-
1. Re: Expensive plan
shawkins May 28, 2015 1:59 PM (in response to markaddleman)Since there is no cardinality or other stats on metric_name, it is deferring that join to later stages as the heuristic selectivity of the agent_name filter isn't enough to assume it should be performed first. Can you add a cardinality and possible a distinct value count for agent_name?
-
2. Re: Expensive plan
markaddleman May 28, 2015 3:19 PM (in response to shawkins)I think I have cardinality and distinct value count for agent_name. Prior to running the query in question, I issue the following stored procs:
Cost update query: CALL SYSADMIN.setColumnStats('cassandra_metrics.metric_name', 'metric_id', (SELECT COUNT(DISTINCT metric_id) FROM cassandra_metrics.metric_name), 0, (SELECT MAX(metric_id) FROM cassandra_metrics.metric_name), (SELECT MIN(metric_id) FROM cassandra_metrics.metric_name))

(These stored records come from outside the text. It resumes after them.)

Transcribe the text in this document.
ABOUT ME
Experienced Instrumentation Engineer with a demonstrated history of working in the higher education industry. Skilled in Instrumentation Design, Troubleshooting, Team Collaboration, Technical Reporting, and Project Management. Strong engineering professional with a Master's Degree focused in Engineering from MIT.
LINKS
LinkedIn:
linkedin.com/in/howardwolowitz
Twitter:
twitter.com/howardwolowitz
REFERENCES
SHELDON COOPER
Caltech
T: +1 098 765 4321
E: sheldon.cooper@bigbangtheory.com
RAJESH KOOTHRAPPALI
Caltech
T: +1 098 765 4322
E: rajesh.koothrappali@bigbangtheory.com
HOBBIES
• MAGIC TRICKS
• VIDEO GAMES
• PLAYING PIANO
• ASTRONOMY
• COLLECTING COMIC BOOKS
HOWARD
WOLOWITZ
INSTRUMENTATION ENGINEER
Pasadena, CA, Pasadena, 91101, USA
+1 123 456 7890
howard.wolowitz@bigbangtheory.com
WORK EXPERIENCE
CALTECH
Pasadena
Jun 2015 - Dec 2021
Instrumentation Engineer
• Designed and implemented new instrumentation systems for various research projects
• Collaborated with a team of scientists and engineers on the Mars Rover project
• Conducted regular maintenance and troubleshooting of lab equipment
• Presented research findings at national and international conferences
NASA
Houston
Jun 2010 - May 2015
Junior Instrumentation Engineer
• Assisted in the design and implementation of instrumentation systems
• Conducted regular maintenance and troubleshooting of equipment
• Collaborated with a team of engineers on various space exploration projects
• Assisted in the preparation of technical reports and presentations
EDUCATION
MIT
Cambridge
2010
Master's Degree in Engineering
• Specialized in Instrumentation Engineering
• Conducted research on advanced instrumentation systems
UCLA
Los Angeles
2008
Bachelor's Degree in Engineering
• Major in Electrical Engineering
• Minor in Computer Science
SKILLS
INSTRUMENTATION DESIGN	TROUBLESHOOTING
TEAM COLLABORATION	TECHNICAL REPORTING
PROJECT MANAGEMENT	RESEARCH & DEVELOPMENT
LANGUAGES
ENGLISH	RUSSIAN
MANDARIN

Cost update query: CALL SYSADMIN.setColumnStats('cassandra_metrics.metric_name', 'agent_host', (SELECT COUNT(DISTINCT agent_host) FROM cassandra_metrics.metric_name), 0, (SELECT MAX(agent_host) FROM cassandra_metrics.metric_name), (SELECT MIN(agent_host) FROM cassandra_metrics.metric_name))
Cost update query: CALL SYSADMIN.setColumnStats('cassandra_metrics.metric_name', 'agent_name', (SELECT COUNT(DISTINCT agent_name) FROM cassandra_metrics.metric_name), 0, (SELECT MAX(agent_name) FROM cassandra_metrics.metric_name), (SELECT MIN(agent_name) FROM cassandra_metrics.metric_name))
Cost update query: CALL SYSADMIN.setColumnStats('cassandra_metrics.metric_name', 'agent_process', (SELECT COUNT(DISTINCT agent_process) FROM cassandra_metrics.metric_name), 0, (SELECT MAX(agent_process) FROM cassandra_metrics.metric_name), (SELECT MIN(agent_process) FROM cassandra_metrics.metric_name))
Cost update query: CALL SYSADMIN.setColumnStats('cassandra_metrics.metric_name', 'attribute_type', (SELECT COUNT(DISTINCT attribute_type) FROM cassandra_metrics.metric_name), 0, (SELECT MAX(attribute_type) FROM cassandra_metrics.metric_name), (SELECT MIN(attribute_type) FROM cassandra_metrics.metric_name))
Cost update query: CALL SYSADMIN.setColumnStats('cassandra_metrics.metric_name', 'metric_attribute', (SELECT COUNT(DISTINCT metric_attribute) FROM cassandra_metrics.metric_name), 0, (SELECT MAX(metric_attribute) FROM cassandra_metrics.metric_name), (SELECT MIN(metric_attribute) FROM cassandra_metrics.metric_name))
Cost update query: CALL SYSADMIN.setColumnStats('cassandra_metrics.metric_name', 'metric_path', (SELECT COUNT(DISTINCT metric_path) FROM cassandra_metrics.metric_name), 0, (SELECT MAX(metric_path) FROM cassandra_metrics.metric_name), (SELECT MIN(metric_path) FROM cassandra_metrics.metric_name))
Cost update query: CALL SYSADMIN.setColumnStats('cassandra_metrics.metric_name', 'source_name', (SELECT COUNT(DISTINCT source_name) FROM cassandra_metrics.metric_name), 0, (SELECT MAX(source_name) FROM cassandra_metrics.metric_name), (SELECT MIN(source_name) FROM cassandra_metrics.metric_name))
That ought to fully update the costing info, yes?
Attached is the most recent plan
-
expensive_plan_2.txt.zip 4.8 KB
-
-
3. Re: Expensive plan
shawkins May 29, 2015 10:37 AM (in response to markaddleman)To double check, are you expecting a top level dependent join? If not then the node ordering for the enhanced sort merge doesn't matter. Both sides will be accessed in parallel until the processor can determine if one side is sufficiently small to build an index off of to perform the join.